With Florida leading the country in the number of reported Zika virus cases, today, U.S. Rep. Kathy Castor criticized the Republican leadership in Congress for not only delaying support to fight the spread of the virus that causes severe birth defects, but also for falling short of the needed funding for CDC and NIH prevention and treatments.
“My neighbors and businesses along the Gulf Coast are very frustrated at the Republican-led Congress for their inaction on the Zika virus,” said Castor, who serves on the House Budget Committee as well as the Health Subcommittee of the House Energy & Commerce Committee. “It was February when President Obama said we have a public health emergency and the second day of March when my committee had a hearing. Those many months ago I joined the President in calling on Congress for expedient action in appropriating funds to prevent birth defects, develop vaccines and develop diagnostic testing – we’re now in mid-May!”
In addition, on Monday, House Republicans proposed legislation that would provide not even a third of the $1.9 million the CDC and NIH say they need for research and to assist local communities with combatting Zika.
“GOP obstruction could prove dire for our country and especially our state. It is entirely irresponsible for the GOP to propose half-measures and take their time doing it,” Castor said. “Meanwhile, the number of cases in Florida continues to increase and more of my neighbors are at risk.”
Castor also pointed to how inaction in addressing the Zika virus threatens our economy, especially in Florida where the economy is largely based on tourism.
“If this Republican-led Congress continues to ignore this public health threat, I’m very afraid and many across the business community are afraid for the disaster this could mean for our economy, jobs and Florida’s tourism-based economy.”
Castor was recently joined by local public health experts, Hillsborough County Mosquito Control and Hillsborough County Healthy Start to rally the community to prepare and fight the Zika virus, explaining the everyday actions that neighbors can take to avoid the mosquitoes that transmit the Zika virus.
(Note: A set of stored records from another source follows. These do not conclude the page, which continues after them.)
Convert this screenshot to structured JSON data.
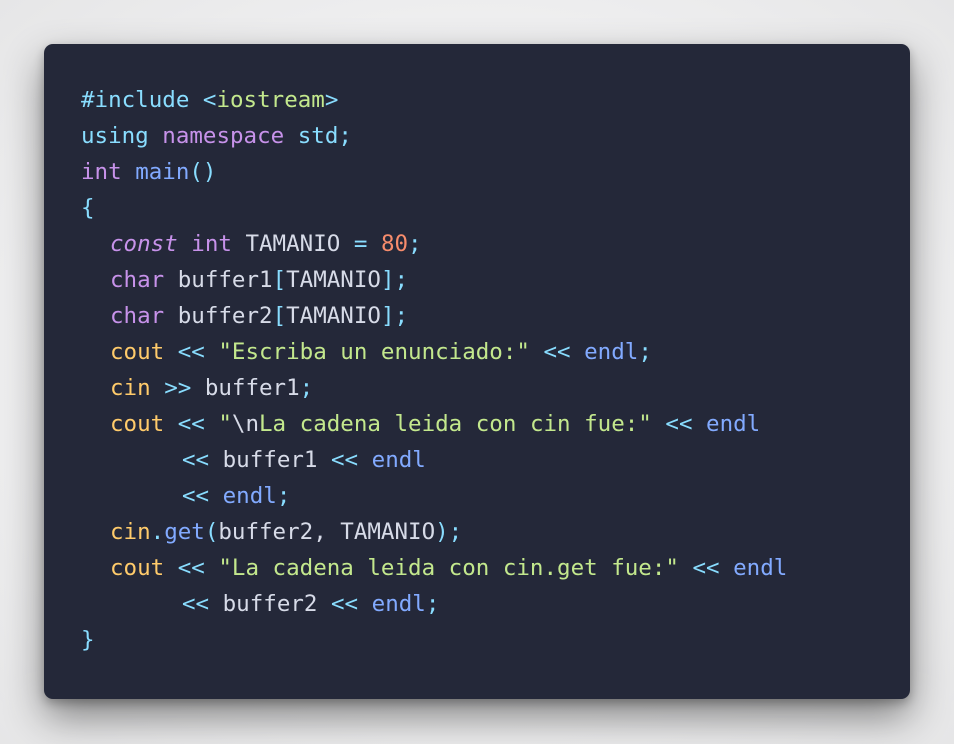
{
  "code_lines": [
    [
      {
        "t": "#include",
        "c": "t-pre"
      },
      {
        "t": " ",
        "c": ""
      },
      {
        "t": "<iostream>",
        "c": "t-lib-mix"
      }
    ],
    [
      {
        "t": "using",
        "c": "t-ns"
      },
      {
        "t": " ",
        "c": ""
      },
      {
        "t": "namespace",
        "c": "t-kw"
      },
      {
        "t": " ",
        "c": ""
      },
      {
        "t": "std",
        "c": "t-ns"
      },
      {
        "t": ";",
        "c": "t-punc"
      }
    ],
    [
      {
        "t": "int",
        "c": "t-kw"
      },
      {
        "t": " ",
        "c": ""
      },
      {
        "t": "main",
        "c": "t-fn"
      },
      {
        "t": "()",
        "c": "t-punc"
      }
    ],
    [
      {
        "t": "{",
        "c": "t-punc"
      }
    ],
    [
      {
        "t": "const",
        "c": "t-kw-i"
      },
      {
        "t": " ",
        "c": ""
      },
      {
        "t": "int",
        "c": "t-kw"
      },
      {
        "t": " TAMANIO ",
        "c": "t-id"
      },
      {
        "t": "=",
        "c": "t-op"
      },
      {
        "t": " ",
        "c": ""
      },
      {
        "t": "80",
        "c": "t-num"
      },
      {
        "t": ";",
        "c": "t-punc"
      }
    ],
    [
      {
        "t": "char",
        "c": "t-kw"
      },
      {
        "t": " buffer1",
        "c": "t-id"
      },
      {
        "t": "[",
        "c": "t-punc"
      },
      {
        "t": "TAMANIO",
        "c": "t-id"
      },
      {
        "t": "];",
        "c": "t-punc"
      }
    ],
    [
      {
        "t": "char",
        "c": "t-kw"
      },
      {
        "t": " buffer2",
        "c": "t-id"
      },
      {
        "t": "[",
        "c": "t-punc"
      },
      {
        "t": "TAMANIO",
        "c": "t-id"
      },
      {
        "t": "];",
        "c": "t-punc"
      }
    ],
    [
      {
        "t": "cout",
        "c": "t-var"
      },
      {
        "t": " ",
        "c": ""
      },
      {
        "t": "<<",
        "c": "t-op"
      },
      {
        "t": " ",
        "c": ""
      },
      {
        "t": "\"Escriba un enunciado:\"",
        "c": "t-str"
      },
      {
        "t": " ",
        "c": ""
      },
      {
        "t": "<<",
        "c": "t-op"
      },
      {
        "t": " ",
        "c": ""
      },
      {
        "t": "endl",
        "c": "t-fn"
      },
      {
        "t": ";",
        "c": "t-punc"
      }
    ],
    [
      {
        "t": "cin",
        "c": "t-var"
      },
      {
        "t": " ",
        "c": ""
      },
      {
        "t": ">>",
        "c": "t-op"
      },
      {
        "t": " buffer1",
        "c": "t-id"
      },
      {
        "t": ";",
        "c": "t-punc"
      }
    ],
    [
      {
        "t": "cout",
        "c": "t-var"
      },
      {
        "t": " ",
        "c": ""
      },
      {
        "t": "<<",
        "c": "t-op"
      },
      {
        "t": " ",
        "c": ""
      },
      {
        "t": "\"",
        "c": "t-str"
      },
      {
        "t": "\\n",
        "c": "t-id"
      },
      {
        "t": "La cadena leida con cin fue:\"",
        "c": "t-str"
      },
      {
        "t": " ",
        "c": ""
      },
      {
        "t": "<<",
        "c": "t-op"
      },
      {
        "t": " ",
        "c": ""
      },
      {
        "t": "endl",
        "c": "t-fn"
      }
    ],
    [
      {
        "t": "<<",
        "c": "t-op"
      },
      {
        "t": " buffer1 ",
        "c": "t-id"
      },
      {
        "t": "<<",
        "c": "t-op"
      },
      {
        "t": " ",
        "c": ""
      },
      {
        "t": "endl",
        "c": "t-fn"
      }
    ],
    [
      {
        "t": "<<",
        "c": "t-op"
      },
      {
        "t": " ",
        "c": ""
      },
      {
        "t": "endl",
        "c": "t-fn"
      },
      {
        "t": ";",
        "c": "t-punc"
      }
    ],
    [
      {
        "t": "cin",
        "c": "t-var"
      },
      {
        "t": ".",
        "c": "t-punc"
      },
      {
        "t": "get",
        "c": "t-fn"
      },
      {
        "t": "(",
        "c": "t-punc"
      },
      {
        "t": "buffer2, TAMANIO",
        "c": "t-id"
      },
      {
        "t": ");",
        "c": "t-punc"
      }
    ],
    [
      {
        "t": "cout",
        "c": "t-var"
      },
      {
        "t": " ",
        "c": ""
      },
      {
        "t": "<<",
        "c": "t-op"
      },
      {
        "t": " ",
        "c": ""
      },
      {
        "t": "\"La cadena leida con cin.get fue:\"",
        "c": "t-str"
      },
      {
        "t": " ",
        "c": ""
      },
      {
        "t": "<<",
        "c": "t-op"
      },
      {
        "t": " ",
        "c": ""
      },
      {
        "t": "endl",
        "c": "t-fn"
      }
    ],
    [
      {
        "t": "<<",
        "c": "t-op"
      },
      {
        "t": " buffer2 ",
        "c": "t-id"
      },
      {
        "t": "<<",
        "c": "t-op"
      },
      {
        "t": " ",
        "c": ""
      },
      {
        "t": "endl",
        "c": "t-fn"
      },
      {
        "t": ";",
        "c": "t-punc"
      }
    ],
    [
      {
        "t": "}",
        "c": "t-punc"
      }
    ]
  ],
  "line_indents": [
    0,
    0,
    0,
    0,
    2,
    2,
    2,
    2,
    2,
    2,
    6,
    6,
    2,
    2,
    6,
    0
  ],
  "colors": {
    "background": "#242839",
    "keyword": "#c792ea",
    "function": "#82aaff",
    "namespace": "#89ddff",
    "identifier": "#d7dbe8",
    "variable": "#ffcb6b",
    "string": "#c3e88d",
    "number": "#f78c6c"
  }
}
However, local experts cannot develop the needed diagnostic tests, vaccines and international prevention efforts. That is the responsibility of the U.S. Congress that is derelict in their duty to protect our country from a public health emergency.
“Florida has the highest rate of returned travelers and potentially is the highest risk for any Zika spread due to climate alone,” said Dr. Jaime Morano, University of South Florida Colleges of Medicine and Public Health, Infectious Diseases and International Medicine. “This is why public health funding for mosquito control and education is so crucial.”
More than 100 of the 500-plus travel-related cases of Zika reported nationwide are in Florida.